Question

A cannon ball is fired horizontally with a velocity of 50m/s from the top of a cliff 90m high.

a. After how many seconds will it strike the plain at the foot of the cliff?
b. At what distance from the foot of the cliff will it strike?
c. With what velocity will it strike the ground?

Answer 1

a. time of flight = 4.285 s

b. horizontal distance reached = 214.25m

c. final velocity = 65.3m/s, at 40° downwards

Step-by-step explanation:

This is a projectile motion question.

Things to note, in all projectile motion questions:

• in the horizontal component, velocity is always constant. There is no horizontal acceleration.
• at maximum height reached by the object, vertical velocity = zero
• the only vertical acceleration, is acceleration due to gravity = 9.8 m/s²
• vertical displacement, is initial height minus final height. ΔS

In projectile motion questions, we will use the three equations of motion:

`v=u+at\\v^2=u^2+2as\\s=ut+(1)/(2)at^2`

Thus we can adjust our equations for the x - component:

`v=u\\s=ut`, since acceleration = 0

For the y - component:

`v=u-gt\\v^2=u^2-2gs\\s=ut-(1)/(2)gt^2`, since acceleration = gravity (9.8 m/s²), downwards.

Now, with our question, we can note: u(x) = 50m/s, and u(y) = 0, since, initially, only horizontal motion. Also, s(y) = - 90m.

(a) After how many seconds will it strike the plain at the foot of the cliff?

In this question, we are asked to find time of flight, 't'. As we have s(y), u(y), and g, we can use the third equation,
`s=ut-(1)/(2)gt^2` to find t.

Since u=0, thus, - 90 = -1/2×9.8×t². solving this algebraically, therefore, time of flight = 4.285 s.

(b) At what distance from the foot of the cliff will it strike?

Now, we need to find the horizontal distance or range. All we can use to do this is s = ut. Since we know that u=50m/s, and t=4.285s, this will be easy. s = (50)(4.285) = 214.25 m.

Therefore, horizontal distance reached = 214.25m.

(c) With what velocity will it strike the ground?

In this part, we need to find final velocity.

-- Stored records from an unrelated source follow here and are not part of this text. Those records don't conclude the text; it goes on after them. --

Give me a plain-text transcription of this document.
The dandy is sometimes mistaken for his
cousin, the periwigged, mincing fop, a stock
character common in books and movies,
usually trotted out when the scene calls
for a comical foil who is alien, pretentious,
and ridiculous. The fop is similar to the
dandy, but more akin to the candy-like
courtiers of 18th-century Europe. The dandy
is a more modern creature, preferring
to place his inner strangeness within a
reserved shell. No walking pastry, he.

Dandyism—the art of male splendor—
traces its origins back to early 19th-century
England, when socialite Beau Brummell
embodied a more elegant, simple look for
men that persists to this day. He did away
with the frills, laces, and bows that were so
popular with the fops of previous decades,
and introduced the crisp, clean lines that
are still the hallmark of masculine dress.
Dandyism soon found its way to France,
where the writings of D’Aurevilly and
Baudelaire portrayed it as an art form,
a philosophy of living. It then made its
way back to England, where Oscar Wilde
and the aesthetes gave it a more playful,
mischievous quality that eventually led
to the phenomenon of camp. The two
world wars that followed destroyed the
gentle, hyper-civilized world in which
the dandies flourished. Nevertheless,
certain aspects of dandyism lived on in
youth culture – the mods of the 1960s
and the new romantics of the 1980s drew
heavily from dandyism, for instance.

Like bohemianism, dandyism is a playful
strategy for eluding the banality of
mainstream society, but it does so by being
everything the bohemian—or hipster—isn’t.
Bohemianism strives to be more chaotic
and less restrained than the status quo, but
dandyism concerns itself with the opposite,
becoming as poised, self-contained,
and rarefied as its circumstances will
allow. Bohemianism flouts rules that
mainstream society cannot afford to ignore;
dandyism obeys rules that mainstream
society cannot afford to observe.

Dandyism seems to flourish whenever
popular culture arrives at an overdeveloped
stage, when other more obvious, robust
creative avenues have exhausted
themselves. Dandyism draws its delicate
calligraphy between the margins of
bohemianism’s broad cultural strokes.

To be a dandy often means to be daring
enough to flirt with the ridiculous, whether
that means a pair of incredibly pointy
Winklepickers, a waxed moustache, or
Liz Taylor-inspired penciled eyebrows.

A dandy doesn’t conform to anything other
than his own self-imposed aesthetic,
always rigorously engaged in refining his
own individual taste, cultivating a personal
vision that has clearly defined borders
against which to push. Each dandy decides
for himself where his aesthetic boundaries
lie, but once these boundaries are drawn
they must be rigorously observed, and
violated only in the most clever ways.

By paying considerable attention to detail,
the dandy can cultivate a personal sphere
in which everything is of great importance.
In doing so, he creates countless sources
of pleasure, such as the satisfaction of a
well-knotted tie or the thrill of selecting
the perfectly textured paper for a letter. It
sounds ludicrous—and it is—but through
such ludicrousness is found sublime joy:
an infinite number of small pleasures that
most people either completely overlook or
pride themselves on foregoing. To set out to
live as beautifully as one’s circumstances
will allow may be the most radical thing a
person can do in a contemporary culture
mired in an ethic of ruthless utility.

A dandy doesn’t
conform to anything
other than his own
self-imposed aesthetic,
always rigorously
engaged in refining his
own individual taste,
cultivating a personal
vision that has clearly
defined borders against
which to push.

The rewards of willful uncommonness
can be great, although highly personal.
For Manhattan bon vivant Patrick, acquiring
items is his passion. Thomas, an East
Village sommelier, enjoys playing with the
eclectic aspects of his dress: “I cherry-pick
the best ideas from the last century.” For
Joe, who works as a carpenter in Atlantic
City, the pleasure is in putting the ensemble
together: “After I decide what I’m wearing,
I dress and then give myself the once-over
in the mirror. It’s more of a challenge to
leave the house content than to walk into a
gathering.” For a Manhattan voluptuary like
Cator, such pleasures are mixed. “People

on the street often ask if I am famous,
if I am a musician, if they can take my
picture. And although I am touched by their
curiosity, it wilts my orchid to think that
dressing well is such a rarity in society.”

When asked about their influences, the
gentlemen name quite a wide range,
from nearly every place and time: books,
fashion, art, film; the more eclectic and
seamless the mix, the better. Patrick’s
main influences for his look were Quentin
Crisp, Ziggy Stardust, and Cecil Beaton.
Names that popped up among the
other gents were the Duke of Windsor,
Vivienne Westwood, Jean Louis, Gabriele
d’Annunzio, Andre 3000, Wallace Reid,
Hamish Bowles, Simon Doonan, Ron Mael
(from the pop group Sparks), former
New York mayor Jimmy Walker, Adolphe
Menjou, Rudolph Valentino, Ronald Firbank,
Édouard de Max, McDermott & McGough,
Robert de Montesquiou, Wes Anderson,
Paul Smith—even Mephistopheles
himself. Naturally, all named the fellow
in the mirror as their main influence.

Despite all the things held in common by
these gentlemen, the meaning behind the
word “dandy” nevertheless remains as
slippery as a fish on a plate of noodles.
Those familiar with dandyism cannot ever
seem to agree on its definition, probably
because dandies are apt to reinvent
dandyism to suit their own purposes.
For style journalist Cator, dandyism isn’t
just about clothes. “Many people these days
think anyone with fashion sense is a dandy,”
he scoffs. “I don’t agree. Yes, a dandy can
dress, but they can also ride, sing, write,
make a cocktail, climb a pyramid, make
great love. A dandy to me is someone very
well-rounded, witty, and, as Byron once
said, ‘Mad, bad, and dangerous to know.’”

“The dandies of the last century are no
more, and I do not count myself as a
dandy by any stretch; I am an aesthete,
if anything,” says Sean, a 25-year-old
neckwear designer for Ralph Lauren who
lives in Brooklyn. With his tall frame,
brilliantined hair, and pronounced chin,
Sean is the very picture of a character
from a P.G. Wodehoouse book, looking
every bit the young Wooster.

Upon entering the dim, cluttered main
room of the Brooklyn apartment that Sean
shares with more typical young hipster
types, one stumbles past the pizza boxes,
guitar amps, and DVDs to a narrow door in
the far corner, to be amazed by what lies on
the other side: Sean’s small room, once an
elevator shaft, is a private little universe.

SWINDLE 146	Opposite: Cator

Final velocity = the resultant vector of both the x and y velocity components.
`v=√((v_x)^2+(v_y)^2)`.

Since horizontal velocity is constant, u = v, and therefore, v(x) = 50m/s.

For vertical velocity, we can use
`v^2=u^2-2gs`. u(x) = 0, and s(y) = -90m.

Therefore, v² = -2(9.8)(-90). final vertical velocity is thus 42m/s.

Now final velocity = √(50² + 42²) ≈ 65.3 m/s.

Lastly, we need to remember to calculate direction, since velocity is a vector quantity. the direction of velocity (θ)
`=tan^(-1)((v_y)/(v_x))`

Therefore, θ = 40°.

Therefore, final velocity = 65.3m/s, at 40° downwards.